Destination : 158 , Tout ce que je sais c’est que je suis ailleurs* !


Honteux détournements

C'est au pied du mur qu'on voit le mieux le mur. Jean le savait bien. Debout, planté face à la barrière érigée de ses mains, il se remettait en mémoire les grandes maximes du métier : « Je ponce donc j'essuie » et « Ne jamais remettre au lendemain ce que tu peux faire le surlendemain ». La profession s'enorgueillissait de cette dernière et tout bon ouvrier avait à cœur de l'appliquer.

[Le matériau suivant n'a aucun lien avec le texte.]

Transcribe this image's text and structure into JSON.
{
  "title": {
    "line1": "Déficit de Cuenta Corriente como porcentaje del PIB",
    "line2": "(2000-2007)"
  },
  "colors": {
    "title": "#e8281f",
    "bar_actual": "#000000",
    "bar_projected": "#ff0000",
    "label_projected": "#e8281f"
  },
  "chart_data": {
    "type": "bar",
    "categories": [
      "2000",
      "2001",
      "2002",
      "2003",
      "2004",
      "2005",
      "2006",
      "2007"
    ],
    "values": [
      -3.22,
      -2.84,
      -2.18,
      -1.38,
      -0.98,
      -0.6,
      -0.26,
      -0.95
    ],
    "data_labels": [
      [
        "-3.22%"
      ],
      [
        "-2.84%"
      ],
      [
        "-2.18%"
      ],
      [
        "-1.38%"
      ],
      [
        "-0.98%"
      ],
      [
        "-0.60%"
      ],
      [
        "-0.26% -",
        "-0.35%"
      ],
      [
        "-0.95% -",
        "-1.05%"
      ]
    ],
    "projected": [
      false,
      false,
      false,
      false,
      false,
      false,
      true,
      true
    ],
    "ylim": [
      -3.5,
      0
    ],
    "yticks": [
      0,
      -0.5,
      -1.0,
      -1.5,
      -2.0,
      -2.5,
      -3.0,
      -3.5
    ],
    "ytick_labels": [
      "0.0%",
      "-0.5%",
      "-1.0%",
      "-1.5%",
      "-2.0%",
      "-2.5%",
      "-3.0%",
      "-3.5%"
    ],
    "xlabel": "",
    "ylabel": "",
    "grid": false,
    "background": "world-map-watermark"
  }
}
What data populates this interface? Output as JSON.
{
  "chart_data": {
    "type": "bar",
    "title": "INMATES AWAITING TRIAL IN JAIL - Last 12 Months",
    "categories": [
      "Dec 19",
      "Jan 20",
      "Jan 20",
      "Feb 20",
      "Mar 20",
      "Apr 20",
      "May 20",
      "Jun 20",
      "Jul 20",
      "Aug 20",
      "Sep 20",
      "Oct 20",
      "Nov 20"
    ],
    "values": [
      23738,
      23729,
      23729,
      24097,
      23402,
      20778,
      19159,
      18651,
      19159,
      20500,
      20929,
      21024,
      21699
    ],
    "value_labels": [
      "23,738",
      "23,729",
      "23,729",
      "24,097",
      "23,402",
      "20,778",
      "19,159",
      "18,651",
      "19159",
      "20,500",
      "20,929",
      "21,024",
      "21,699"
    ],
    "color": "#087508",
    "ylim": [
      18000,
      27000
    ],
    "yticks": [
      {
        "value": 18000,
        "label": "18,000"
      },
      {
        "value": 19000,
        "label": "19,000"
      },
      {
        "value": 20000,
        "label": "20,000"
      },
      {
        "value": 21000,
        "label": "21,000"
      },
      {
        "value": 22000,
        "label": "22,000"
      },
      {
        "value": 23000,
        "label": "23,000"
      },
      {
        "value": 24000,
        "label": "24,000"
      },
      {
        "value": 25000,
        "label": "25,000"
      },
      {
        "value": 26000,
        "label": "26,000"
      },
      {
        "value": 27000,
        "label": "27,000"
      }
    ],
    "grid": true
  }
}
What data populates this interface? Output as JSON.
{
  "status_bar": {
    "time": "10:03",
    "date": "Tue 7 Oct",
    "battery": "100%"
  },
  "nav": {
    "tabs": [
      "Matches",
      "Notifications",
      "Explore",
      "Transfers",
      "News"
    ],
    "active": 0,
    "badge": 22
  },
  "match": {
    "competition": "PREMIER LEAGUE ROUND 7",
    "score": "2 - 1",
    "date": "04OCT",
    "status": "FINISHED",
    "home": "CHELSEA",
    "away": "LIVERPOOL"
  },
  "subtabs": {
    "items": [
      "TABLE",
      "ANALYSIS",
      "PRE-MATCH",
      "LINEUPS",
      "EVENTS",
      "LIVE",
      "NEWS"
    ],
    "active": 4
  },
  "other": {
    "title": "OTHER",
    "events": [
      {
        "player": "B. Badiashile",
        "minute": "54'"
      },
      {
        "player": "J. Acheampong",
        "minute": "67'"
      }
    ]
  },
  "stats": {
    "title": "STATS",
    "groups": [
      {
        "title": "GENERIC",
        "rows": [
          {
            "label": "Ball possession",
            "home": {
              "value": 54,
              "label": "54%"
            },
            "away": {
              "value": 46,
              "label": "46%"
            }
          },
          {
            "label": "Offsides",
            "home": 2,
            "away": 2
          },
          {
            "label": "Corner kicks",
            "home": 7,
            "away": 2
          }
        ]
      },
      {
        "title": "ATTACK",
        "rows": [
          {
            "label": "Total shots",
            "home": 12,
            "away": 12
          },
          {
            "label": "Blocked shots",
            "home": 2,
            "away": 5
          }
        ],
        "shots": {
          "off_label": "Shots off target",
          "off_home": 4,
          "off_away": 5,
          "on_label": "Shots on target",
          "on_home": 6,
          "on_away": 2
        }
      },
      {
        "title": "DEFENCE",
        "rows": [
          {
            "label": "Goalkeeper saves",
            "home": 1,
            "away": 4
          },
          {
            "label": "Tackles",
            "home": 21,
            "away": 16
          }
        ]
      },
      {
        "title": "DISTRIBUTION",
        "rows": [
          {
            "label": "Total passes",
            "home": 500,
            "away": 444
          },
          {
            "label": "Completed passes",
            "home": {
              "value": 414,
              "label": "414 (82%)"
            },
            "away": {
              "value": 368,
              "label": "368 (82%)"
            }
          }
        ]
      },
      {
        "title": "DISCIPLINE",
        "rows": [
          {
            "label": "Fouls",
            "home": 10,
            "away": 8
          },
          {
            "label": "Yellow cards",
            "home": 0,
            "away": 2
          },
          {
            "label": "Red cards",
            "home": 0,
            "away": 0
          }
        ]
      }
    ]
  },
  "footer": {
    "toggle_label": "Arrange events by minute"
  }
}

La construction de ce mur lui avait pris des mois entiers. Jean n'œuvrait que très rarement avant le déjeuner car rien ne sert de courir, il faut dormir à point. C'était là son premier édifice et il en était très fier. Constitué de pierres qui avaient roulées sans amasser de mousse, il représentait son baptême d'ouvrier maçon. Ce n'était pourtant pas la profession qu'il avait choisi d'exercer. Son père, qui préférait être craint qu'aidé, lui dit un jour :



Puisque tu ne veux pas cultiver ton jardin, tu bâtiras des murs. L'homme n'est qu'un roseau, mon fils, mais c'est un roseau penchant. Sois fier de tes futures bâtisses et n'oublies pas que le maçon ne quitte pas son chantier dans la tempête parce qu'il ne peut sécher le ciment. En toutes circonstances, tu devras faire face.



Jean n'avait donc eut d'autre choix que d'embrasser la profession imposée. Mais aujourd'hui, et parce que tout vient à point à qui sait avancer, il s'apprêtait à graver sur la pierre ses initiales, signant ainsi son chef d'œuvre. Contre toute attente, le sacrifice ne lui coutait pas et il trouvait même du plaisir au commencement de la fin d'une vie heureuse.



J'ai bien travaillé mais ce mur sera mon unique création. J'aime mieux purger mon âme que la meubler, et si le travail c'est la santé, ne rien faire c'est la conserver. Il ne faut pas multiplier les ouvriers sans nécessité. Moi, tout ce que je sais, c'est que je ne veux plus rien savoir. Que voulez-vous ! Le cœur a ses raisons que la raison n'a pas besoin de connaître.



Fort de sa décision, Jean partit alors sans se retourner.







Citations détournées :



C'est au pied du mur que l'on voit le maçon.

Je pense donc je suis (Descartes).

Ne jamais remettre au lendemain ce que tu peux faire le jour même.

Rien ne sert de courir il faut partir à point (La Fontaine).

Pierre qui roule n'amasse pas mousse.

Il est beaucoup plus sûr d'être craint qu'aimé (Machiavel).

Il faut cultiver notre jardin (Voltaire).

L'homme n'est qu'un roseau mais c'est un roseau pensant (Pascal).

Le pilote ne quitte pas son navire dans la tempête parce qu'il ne peut maîtriser les vents (More).

Tout vient à point à qui sait attendre (La Fontaine).

Le plaisir est le commencement et la fin de la vie heureuse (Épicure).

J'aime mieux forger mon âme que la meubler (Montaigne).

Le travail c'est la santé.

Il ne faut pas multiplier les entités sans nécessité (Guillaume d'Ockham).

Tout ce que je sais, c'est que je ne sais rien (Socrate).

Le cœur a ses raisons que la raison ne connaît point (Pascal).